Descrição
O jovem Marx confiava, desde sua vida pré-revolucionária como editor da Gazeta Renana, que a imprensa livre expressava a realidade do povo e firmava uma opinião pública social independente das formas e controles burocráticos. Ela conferia uma dimensão democrática e universalizadora aos assuntos cotidianos. Noitadas não se afasta do exercício dessa vocação crítica e esclarecedora na qual acreditavam os jovens hegelianos de outrora e a boa imprensa até hoje. Não por acaso o autor assinala preferir Marx a qualquer outro, assim como qualquer revista à obscurantista Veja. O leitor pode abrir este livro em qualquer página. Mas não passar indiferente de uma página a outra, coisa que o estilo altamente criativo do autor não permitirá tão facilmente. E sendo o leitor um pouco mais atento, notará que tais textos não se resumem a um aglomerado de crônicas independentes. Que graça, afinal, teria a própria literatura se dela não fosse possível extrair alguns sentidos? E um dos sentidos deste livro é uma leitura dialética não moralista da realidade. Justamente as suas crônicas mais irreverentes, de argumentação menos formal, mas plenamente viva, é que melhor revelam isso.
São emblemáticos, nesse sentido, os textos sobre Tim Maia, Carla Bruni e mesmo sobre o tabagismo, numa inteligente alusão a Marilyn Monroe. Eles confluem para a crítica certeira, inspirada em 1968, de que a geração atual não peca pelos excessos, mas pela pobreza cultural de suas faltas. Jorge Mauricio Klanovicz, sempre por criativas associações, fala do drama da insustentável tristeza do ser e dos tempos nos quais os músculos se desenvolvem e a mente se atrofia. García Márquez, Kundera, Borges, Saramago, Che, Sepé e Fidel são heróis inspiradores das noites estreladas que este muito jovem e promissor escritor cambiou pelos dias.
Cabe compreender o significado profundo da afirmação de que desconhecer Niemeyer é somente um sintoma da cultura presente, assim como Hegel descreveu a consciência infeliz como aquela que tomou ciência de sua cisão, mas ainda não domina os meios para superá-la.
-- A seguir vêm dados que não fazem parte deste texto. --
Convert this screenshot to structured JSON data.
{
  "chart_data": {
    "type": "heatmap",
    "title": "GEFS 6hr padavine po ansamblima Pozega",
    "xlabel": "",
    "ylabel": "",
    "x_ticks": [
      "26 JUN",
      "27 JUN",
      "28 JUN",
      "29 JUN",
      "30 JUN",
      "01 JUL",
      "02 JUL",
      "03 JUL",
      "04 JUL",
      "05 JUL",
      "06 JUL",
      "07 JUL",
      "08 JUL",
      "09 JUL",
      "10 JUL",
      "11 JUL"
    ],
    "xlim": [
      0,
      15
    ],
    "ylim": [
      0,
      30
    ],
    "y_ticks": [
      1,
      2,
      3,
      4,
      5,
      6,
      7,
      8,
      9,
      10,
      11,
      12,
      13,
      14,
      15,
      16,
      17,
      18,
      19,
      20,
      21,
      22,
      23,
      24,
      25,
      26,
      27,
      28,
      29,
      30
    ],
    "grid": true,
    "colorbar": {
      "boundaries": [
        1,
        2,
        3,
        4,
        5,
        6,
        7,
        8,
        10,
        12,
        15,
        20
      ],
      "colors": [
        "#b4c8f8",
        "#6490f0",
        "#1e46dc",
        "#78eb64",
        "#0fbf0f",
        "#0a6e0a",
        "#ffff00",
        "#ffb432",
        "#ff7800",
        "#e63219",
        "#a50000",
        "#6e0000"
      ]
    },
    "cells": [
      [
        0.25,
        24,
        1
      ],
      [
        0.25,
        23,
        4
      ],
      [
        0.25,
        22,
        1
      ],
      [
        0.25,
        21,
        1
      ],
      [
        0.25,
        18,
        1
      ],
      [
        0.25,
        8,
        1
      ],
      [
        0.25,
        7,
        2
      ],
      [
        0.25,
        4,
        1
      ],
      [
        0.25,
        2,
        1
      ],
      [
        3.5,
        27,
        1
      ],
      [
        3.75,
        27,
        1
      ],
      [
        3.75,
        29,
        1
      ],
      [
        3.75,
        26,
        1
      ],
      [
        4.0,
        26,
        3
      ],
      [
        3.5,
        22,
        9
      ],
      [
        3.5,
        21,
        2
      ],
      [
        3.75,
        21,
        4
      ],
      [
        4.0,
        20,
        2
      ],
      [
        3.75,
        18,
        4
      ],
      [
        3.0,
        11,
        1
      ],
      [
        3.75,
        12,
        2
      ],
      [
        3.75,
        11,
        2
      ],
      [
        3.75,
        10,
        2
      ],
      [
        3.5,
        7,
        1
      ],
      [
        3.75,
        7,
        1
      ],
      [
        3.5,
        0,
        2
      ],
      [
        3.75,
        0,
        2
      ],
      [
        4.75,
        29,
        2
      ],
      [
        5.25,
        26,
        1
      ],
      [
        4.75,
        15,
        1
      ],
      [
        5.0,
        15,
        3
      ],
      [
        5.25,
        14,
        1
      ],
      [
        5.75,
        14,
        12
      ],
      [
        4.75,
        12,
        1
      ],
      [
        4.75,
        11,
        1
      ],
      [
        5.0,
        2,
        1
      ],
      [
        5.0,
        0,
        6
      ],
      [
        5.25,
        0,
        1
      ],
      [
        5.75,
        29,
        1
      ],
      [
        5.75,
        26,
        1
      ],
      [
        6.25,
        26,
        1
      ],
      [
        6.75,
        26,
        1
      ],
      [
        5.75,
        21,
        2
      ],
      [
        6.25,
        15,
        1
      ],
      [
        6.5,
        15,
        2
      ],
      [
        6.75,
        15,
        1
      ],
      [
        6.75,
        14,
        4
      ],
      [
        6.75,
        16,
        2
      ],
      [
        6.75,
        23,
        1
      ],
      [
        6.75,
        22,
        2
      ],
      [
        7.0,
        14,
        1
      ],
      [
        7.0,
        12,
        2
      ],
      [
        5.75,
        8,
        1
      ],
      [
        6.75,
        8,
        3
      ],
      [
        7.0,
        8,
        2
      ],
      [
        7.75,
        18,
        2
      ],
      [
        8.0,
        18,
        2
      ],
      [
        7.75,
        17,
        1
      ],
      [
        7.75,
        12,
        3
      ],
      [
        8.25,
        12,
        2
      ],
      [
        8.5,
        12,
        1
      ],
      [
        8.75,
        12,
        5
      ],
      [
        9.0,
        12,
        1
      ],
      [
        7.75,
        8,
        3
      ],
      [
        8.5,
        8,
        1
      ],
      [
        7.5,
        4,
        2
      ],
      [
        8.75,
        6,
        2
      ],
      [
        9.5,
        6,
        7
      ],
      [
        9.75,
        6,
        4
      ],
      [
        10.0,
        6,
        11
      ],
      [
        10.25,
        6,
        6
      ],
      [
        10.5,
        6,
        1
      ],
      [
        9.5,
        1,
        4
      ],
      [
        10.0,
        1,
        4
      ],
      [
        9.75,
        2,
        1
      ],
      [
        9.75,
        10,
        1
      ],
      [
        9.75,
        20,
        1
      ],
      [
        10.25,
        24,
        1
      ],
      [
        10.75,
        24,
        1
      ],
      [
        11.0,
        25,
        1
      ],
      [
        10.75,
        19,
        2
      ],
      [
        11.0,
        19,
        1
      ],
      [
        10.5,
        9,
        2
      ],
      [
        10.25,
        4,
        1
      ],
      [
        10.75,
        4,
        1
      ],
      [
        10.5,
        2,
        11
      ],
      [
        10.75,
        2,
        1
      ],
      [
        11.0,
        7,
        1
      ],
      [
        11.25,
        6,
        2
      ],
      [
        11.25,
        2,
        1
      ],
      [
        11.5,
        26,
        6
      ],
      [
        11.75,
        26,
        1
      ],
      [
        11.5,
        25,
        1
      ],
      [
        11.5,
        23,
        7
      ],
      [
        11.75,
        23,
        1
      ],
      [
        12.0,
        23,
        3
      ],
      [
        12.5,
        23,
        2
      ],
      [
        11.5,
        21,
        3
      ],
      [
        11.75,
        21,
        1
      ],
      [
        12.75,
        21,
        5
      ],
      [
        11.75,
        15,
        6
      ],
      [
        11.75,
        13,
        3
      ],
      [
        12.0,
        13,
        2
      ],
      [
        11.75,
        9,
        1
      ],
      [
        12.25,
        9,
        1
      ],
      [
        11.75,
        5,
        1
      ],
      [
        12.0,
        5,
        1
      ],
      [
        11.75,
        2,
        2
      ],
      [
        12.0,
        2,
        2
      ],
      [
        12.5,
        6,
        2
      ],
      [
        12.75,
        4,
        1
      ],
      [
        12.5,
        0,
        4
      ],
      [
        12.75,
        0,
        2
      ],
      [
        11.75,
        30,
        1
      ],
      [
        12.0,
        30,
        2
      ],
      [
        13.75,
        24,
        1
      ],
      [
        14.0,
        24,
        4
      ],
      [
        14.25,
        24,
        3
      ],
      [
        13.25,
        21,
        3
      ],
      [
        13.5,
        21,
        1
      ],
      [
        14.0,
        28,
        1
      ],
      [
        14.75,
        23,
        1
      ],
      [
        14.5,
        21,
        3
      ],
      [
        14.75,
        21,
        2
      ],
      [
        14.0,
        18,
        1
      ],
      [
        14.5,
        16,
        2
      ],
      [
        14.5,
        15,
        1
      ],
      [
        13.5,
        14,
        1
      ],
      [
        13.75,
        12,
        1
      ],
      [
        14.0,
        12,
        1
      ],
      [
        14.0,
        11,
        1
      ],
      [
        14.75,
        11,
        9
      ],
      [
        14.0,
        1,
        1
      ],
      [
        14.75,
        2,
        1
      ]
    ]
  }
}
Uma esquerda moralista não é dialética, porque coloca o dever ser no lugar anterior da necessária compreensão radical do ser. Assim, não consegue lidar direito com uma ética das verdades, nem com o exercício negativo da crítica libertadora. É por isso que figuras como ver os conflitos como globais, enunciar "viver sem interrupção", preferir "navegar" em vez de "surfar", podem ilustrar com coerência, nestas páginas literárias, a recusa do "conforto do esquecimento" e "a luta pela manutenção de algumas utopias". Paulo Denisar Fraga, filósofo e professor da Universidade Federal de Alfenas (MG)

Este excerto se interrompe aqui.